Since the core REST module is included in Drupal 8 core, enabling it is simply a matter of going to the Extend page, selecting the checkbox next to RESTFul Web Services and clicking the Install button. If you want to enable HAL JSON you'll also want to select the HAL module and the HTTP Basic Authentication module.

You can also enable it by running drush pm-enable rest hal basic_auth. Note that, if you are running PHP 5.6, you need to set always_populate_raw_post_data to -1 in your php.ini file; it cannot be set using ini_set. For more information, see https://www.drupal.org/node/2456025.

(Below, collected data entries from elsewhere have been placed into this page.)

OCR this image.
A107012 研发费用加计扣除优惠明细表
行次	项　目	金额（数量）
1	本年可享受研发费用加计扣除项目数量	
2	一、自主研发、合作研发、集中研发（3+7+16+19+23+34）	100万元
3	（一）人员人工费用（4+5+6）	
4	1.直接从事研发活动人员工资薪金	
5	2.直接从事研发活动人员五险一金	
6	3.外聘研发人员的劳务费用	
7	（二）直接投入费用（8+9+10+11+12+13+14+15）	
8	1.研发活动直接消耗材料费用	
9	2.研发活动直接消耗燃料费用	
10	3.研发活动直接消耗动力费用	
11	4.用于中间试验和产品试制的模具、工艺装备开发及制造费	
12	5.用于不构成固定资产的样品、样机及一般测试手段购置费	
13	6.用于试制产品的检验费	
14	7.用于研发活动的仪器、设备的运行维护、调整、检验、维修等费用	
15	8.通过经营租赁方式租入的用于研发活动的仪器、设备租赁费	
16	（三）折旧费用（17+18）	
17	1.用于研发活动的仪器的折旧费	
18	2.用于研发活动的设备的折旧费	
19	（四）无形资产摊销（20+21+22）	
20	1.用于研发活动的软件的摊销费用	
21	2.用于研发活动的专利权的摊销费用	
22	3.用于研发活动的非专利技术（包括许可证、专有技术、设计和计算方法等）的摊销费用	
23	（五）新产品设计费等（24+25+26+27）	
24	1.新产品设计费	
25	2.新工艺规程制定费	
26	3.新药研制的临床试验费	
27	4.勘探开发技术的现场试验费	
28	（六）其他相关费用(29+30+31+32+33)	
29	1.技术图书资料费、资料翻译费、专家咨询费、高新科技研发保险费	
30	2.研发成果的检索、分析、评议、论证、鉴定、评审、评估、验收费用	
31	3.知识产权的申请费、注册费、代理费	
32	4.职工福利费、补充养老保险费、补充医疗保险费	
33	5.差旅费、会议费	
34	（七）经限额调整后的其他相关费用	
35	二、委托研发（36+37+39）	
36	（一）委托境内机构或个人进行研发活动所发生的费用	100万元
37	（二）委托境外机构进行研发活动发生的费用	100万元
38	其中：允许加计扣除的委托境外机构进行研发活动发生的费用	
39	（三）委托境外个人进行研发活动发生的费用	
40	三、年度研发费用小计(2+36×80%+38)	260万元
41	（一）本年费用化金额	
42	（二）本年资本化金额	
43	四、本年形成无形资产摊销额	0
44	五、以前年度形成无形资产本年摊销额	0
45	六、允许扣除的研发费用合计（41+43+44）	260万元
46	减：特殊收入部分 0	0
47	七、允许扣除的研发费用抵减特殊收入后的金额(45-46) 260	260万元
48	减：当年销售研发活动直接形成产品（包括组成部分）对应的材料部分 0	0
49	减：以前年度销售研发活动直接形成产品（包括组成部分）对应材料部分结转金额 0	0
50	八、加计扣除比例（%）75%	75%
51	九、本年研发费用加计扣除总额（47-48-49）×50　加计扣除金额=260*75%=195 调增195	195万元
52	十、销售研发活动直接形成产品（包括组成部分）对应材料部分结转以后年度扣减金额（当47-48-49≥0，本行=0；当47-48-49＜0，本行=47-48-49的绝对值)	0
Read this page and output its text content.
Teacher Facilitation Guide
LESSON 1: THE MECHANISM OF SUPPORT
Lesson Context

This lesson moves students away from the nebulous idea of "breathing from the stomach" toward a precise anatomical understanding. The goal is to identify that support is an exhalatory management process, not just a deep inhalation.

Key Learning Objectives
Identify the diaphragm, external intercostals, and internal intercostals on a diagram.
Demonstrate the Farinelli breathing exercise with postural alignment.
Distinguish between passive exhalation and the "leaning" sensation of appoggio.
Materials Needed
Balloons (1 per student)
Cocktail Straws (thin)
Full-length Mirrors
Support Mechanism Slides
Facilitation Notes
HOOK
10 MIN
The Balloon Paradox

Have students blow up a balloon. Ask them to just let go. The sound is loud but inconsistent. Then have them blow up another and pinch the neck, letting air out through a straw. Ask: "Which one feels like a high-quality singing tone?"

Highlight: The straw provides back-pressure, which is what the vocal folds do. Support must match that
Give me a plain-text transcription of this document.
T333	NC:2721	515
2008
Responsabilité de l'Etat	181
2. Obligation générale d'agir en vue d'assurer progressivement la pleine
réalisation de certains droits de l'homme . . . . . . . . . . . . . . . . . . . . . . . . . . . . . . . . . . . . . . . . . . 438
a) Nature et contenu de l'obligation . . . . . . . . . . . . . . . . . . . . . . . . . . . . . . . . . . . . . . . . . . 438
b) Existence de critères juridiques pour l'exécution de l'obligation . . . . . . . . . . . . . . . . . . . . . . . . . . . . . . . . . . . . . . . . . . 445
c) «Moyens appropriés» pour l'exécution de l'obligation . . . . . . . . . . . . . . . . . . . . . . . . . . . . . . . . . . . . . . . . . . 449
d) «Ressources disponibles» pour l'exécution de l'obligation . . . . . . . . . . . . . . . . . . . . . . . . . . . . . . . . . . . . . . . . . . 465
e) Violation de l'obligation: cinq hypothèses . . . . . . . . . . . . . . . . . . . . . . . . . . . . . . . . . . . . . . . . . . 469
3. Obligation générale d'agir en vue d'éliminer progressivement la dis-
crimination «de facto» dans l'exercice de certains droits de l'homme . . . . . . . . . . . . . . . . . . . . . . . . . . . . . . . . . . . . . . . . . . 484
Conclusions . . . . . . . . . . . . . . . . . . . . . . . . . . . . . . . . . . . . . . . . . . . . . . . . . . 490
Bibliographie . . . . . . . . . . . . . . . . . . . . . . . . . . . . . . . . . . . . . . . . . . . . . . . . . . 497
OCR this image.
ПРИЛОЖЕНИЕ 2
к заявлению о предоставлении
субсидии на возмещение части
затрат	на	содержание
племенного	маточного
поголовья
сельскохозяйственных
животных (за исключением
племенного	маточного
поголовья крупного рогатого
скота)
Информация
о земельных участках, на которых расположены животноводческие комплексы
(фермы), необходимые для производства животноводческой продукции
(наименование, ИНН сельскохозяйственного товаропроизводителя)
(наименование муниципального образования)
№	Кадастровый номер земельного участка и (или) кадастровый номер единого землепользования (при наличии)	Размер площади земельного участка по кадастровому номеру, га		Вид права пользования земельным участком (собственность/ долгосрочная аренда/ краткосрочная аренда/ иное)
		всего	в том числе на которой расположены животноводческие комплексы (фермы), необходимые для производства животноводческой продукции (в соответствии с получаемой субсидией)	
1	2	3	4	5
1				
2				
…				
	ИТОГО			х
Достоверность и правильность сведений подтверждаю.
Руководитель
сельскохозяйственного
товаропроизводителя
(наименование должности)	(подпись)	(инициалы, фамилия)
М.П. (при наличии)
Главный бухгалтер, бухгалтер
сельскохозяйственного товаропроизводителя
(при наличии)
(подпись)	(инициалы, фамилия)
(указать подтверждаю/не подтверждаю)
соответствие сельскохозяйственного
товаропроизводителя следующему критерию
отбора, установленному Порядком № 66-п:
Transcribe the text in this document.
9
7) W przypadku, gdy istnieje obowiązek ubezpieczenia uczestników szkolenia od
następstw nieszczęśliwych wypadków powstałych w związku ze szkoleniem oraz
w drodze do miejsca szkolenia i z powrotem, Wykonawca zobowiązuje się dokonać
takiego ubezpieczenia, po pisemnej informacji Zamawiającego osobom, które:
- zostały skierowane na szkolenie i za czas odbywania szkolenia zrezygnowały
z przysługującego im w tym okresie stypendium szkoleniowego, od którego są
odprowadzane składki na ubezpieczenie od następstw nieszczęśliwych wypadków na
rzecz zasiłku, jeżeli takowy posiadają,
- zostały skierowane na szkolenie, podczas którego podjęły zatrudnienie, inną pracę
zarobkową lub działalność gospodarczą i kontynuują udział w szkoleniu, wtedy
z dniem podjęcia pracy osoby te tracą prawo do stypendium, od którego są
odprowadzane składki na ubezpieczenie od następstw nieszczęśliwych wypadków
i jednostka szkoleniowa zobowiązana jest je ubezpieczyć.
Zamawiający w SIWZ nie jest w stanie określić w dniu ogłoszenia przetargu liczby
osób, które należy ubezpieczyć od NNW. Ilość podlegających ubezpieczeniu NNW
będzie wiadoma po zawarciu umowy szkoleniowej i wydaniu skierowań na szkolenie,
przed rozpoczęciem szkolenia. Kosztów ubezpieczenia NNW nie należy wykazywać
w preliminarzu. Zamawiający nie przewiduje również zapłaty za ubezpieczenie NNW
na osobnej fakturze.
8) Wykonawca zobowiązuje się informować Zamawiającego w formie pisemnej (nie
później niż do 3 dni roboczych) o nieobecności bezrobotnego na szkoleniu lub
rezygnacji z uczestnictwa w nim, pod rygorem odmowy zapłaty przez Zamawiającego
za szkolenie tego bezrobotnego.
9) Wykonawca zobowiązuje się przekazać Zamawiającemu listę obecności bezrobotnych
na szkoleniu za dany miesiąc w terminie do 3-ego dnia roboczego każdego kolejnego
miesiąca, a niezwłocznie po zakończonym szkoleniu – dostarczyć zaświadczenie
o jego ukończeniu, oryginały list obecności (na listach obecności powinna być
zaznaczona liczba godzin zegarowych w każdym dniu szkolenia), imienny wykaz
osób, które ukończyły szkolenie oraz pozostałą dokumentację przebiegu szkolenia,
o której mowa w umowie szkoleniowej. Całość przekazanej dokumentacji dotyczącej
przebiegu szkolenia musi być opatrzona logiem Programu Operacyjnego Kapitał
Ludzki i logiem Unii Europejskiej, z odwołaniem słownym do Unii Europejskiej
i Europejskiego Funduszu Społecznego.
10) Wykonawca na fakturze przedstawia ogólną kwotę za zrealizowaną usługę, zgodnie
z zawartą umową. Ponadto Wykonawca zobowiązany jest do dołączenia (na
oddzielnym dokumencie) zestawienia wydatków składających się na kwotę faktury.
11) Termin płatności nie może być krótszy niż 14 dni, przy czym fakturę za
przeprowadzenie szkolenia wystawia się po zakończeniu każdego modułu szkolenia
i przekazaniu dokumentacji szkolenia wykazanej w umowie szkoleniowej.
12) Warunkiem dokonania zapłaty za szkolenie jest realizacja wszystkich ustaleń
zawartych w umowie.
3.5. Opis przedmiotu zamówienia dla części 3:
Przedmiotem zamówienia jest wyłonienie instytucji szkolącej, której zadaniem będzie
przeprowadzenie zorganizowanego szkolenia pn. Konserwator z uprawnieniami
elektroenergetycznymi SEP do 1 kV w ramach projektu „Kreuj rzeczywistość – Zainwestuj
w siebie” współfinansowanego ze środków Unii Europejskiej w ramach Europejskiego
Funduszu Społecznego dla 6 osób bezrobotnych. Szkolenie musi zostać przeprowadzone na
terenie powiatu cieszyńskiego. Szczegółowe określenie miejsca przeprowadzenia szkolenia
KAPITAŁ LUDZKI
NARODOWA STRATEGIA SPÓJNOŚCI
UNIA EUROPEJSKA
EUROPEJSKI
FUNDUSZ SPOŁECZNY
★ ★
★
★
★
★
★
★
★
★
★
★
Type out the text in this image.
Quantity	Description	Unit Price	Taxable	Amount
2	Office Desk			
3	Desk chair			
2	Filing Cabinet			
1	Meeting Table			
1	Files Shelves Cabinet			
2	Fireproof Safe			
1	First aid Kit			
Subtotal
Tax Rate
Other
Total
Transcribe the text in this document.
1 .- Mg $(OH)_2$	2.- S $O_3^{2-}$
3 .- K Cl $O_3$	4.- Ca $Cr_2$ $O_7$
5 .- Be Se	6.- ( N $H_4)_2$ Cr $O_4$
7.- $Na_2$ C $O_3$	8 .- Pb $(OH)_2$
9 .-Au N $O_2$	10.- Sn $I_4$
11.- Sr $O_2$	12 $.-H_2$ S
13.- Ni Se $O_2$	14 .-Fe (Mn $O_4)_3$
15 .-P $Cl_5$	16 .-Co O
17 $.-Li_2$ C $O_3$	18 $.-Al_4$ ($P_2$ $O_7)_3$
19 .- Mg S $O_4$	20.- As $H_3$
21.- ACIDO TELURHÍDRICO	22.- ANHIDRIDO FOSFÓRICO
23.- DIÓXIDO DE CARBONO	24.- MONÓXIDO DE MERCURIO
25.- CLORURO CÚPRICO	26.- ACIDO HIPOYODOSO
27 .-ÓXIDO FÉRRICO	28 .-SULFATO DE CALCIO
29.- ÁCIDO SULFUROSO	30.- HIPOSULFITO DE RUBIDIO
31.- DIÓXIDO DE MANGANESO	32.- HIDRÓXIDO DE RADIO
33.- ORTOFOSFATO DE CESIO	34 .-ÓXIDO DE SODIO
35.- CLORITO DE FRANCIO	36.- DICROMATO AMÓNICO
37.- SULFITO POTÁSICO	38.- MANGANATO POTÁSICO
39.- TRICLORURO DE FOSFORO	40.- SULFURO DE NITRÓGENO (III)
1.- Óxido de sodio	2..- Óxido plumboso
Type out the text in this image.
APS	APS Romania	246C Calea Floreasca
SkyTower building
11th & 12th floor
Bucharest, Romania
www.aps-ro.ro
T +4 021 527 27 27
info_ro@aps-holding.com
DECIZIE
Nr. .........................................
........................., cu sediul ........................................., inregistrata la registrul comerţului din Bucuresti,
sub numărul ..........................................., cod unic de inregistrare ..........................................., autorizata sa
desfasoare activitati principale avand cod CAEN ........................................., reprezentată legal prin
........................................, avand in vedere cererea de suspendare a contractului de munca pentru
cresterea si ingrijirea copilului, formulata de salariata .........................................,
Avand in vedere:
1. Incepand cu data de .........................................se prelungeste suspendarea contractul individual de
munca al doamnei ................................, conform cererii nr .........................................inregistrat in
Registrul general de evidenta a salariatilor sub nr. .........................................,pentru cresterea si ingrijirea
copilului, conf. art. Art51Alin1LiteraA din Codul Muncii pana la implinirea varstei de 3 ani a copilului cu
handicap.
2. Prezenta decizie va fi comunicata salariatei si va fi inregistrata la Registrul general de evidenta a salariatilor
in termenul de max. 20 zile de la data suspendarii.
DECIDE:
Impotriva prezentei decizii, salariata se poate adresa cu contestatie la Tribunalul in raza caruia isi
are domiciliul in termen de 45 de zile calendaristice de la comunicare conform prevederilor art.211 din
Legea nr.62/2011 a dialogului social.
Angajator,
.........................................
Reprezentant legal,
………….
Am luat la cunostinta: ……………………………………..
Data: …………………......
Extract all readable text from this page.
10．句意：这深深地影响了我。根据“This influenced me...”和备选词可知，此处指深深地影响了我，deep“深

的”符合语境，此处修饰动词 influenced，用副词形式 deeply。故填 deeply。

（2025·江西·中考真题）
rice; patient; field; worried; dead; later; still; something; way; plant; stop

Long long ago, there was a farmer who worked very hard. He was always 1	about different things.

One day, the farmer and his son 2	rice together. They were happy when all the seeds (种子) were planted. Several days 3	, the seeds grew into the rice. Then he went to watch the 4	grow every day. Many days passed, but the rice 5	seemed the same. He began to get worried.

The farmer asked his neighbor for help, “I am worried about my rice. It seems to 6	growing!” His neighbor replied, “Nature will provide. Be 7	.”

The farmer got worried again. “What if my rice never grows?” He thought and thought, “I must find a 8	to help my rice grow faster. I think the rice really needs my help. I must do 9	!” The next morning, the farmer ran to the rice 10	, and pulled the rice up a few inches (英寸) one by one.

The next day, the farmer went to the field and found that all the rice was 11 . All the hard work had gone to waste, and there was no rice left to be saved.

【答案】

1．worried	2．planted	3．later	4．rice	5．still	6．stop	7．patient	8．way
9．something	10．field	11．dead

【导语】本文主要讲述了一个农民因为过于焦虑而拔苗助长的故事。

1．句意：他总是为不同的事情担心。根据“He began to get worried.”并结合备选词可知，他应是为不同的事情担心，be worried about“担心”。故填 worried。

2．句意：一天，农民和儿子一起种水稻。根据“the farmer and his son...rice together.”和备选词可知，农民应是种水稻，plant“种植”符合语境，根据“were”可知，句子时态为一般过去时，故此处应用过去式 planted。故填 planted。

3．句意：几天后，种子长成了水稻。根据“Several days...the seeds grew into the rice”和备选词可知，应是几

The core REST module allows access to the REST interface but it doesn't make configuring it simple. If you want to configure access to specific entities, specific verbs, change serialization methods, or change the authentication methods allowed, you need to create and import a rest.settings.yml file. For example, if you wanted to allow GET operations on nodes that output JSON and support either basic HTTP authentication or cookies, you'd need to create a YAML file like the following:
resources:
'entity:node':
GET:
supported_formats:
- json
# Support both the core provided auth protocols.
supported_auth:
- cookie
- http_basic
You'd then import it using Configuration Management. Alternatively, you could install the REST UI module (restui) and configure it through the user interface. To download and install that module, you can run drush dl restui and then drush pm-enable restui. The REST UI module adds the permission "Administer rest resources" that grants access to alter how the system exposes content via REST.
The core REST module exposes permissions for each verb for each resource. By default, the node interface is enabled so there are permissions for "Access DELETE on Content resource", "Access GET on Content resource", and so on. This allows you to be extremely granular with what operations you expose on your system.